Il giorno dopo la scommessa...


Shikadai tornava da una noiosa lezione in accademia durante la quale non aveva fatto altro che dormire perché, a suo parere, le lezioni del professore Shino erano noiosissime. Lui odiava le spiegazioni, i professori, stare in classe dove gli altri ragazzi non facevano altro che schiamazzare. L’unica cosa che voleva davvero fare era starsene sdraiato da qualche parte a guardare le nuvole, proprio come faceva suo padre quando sua madre non lo vedeva.

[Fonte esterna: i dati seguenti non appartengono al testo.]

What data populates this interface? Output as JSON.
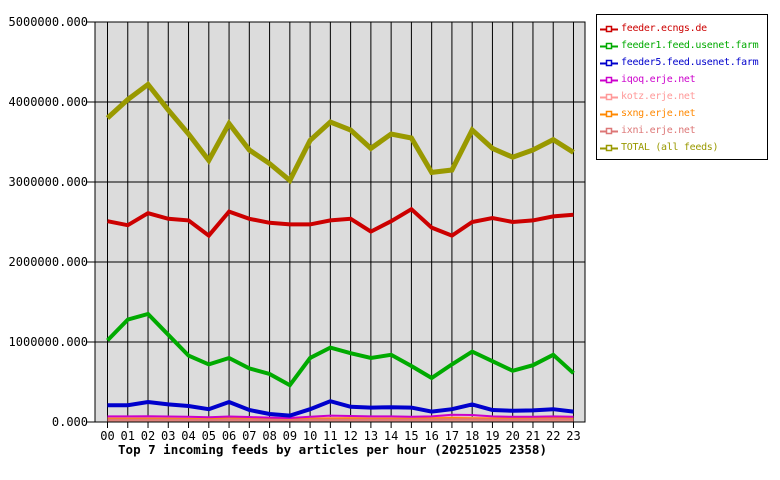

E sarebbe stato quello il suo obiettivo finale, se solo una bambina dai capelli blu notte e gli occhi azzurro cielo non stesse correndo dalla sua parte, con un mazzo di girasoli in mano.

“Shika! Shika, aiutami!”

Si fermò davanti a lui col fiato che le mancava, i capelli tutti spettinati dalla folle corsa e i girasoli sbattuti di qua e di là. Himawari era per Shikadai una gran seccatura, specie quando gli sorrideva. Ma in quel momento, Himawari non sorrideva e non era sprizzante come al solito. Si guardava intorno in modo ansioso, come se da un momento all’altro potesse succedere una catastrofe.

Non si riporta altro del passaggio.